VIII. SCMs theopraxis in relation to the academic community
The academic community means university and non-university and dissident.
1. To affirm and work for university and academic autonomy.
2. To encourage education that leads to human development - not education designed to breed technocrats.
3. To contribute to the academic community for the betterment of the people, contributing both with personnel and ideas, and to call the academic community to a commitment to the betterment of the people.
4. To develop ideas and leadership among university and high school students.
5. To overcome elite consciousness in the academic community.
6. To respond to the personal and spiritual need of students.
7. To undertake an analysis of the education system – locally, nationally and internationally – and to respond to educational issues.

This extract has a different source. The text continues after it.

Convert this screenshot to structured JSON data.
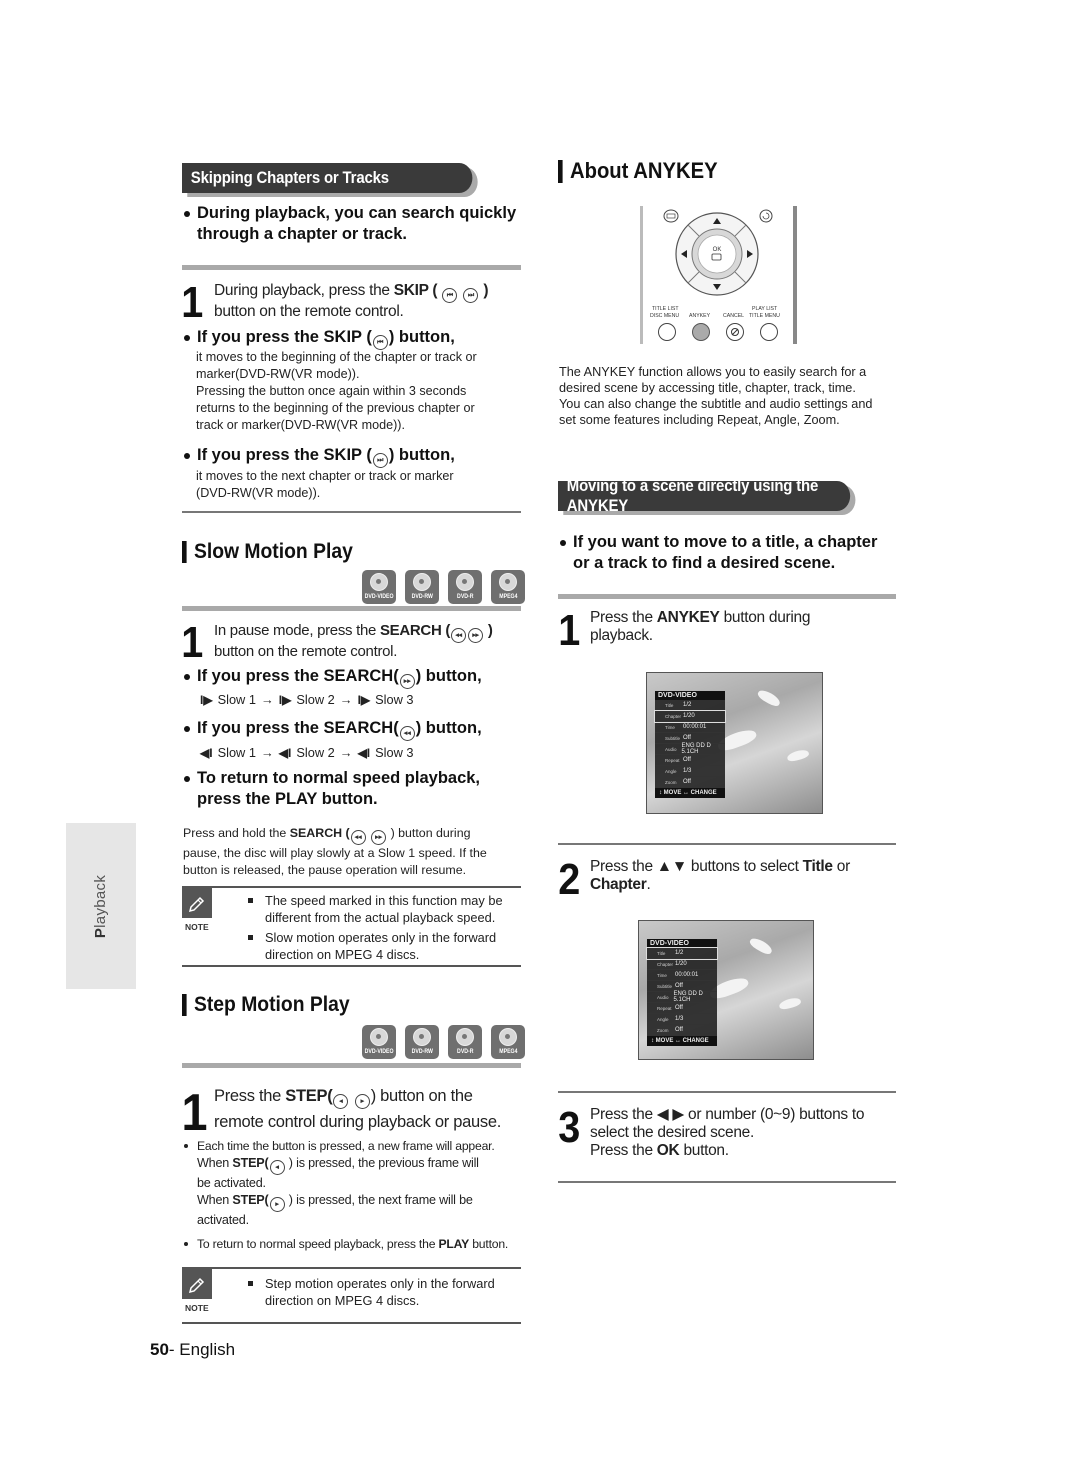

8. To be an alternative channel of political, theological, sociological and economic perspectives.
IX. SCMs theopraxis
in relation to people's movement
By "people's movements", we mean grassroots and political organizations, trade unions, women's groups, environmental groups and other organizations of or representing the concerns of the people.
1. To cooperate with the movements on issues.
2. To provide the movements with workers and resources.
3. To build networks of cooperation across the boundaries of faith and ideology.
4. To clearly address the issues of the people's movements – both in our theology and in our action – for example, control of information, militarization, state repressiveness, ethnocentrism, patriarchy.
5. To help to develop theological frameworks and strategies for common action.
6. To emphasize Christian values, equality, justice, liberation, peace.
Conclusion
It will be noticed that the recommendation of this report are more general and less specific than the analysis of problems in what has already been done. This report should not be seen as a final statement, but as a first step in an ongoing process of theological reflection, action and identification of priorities for the future.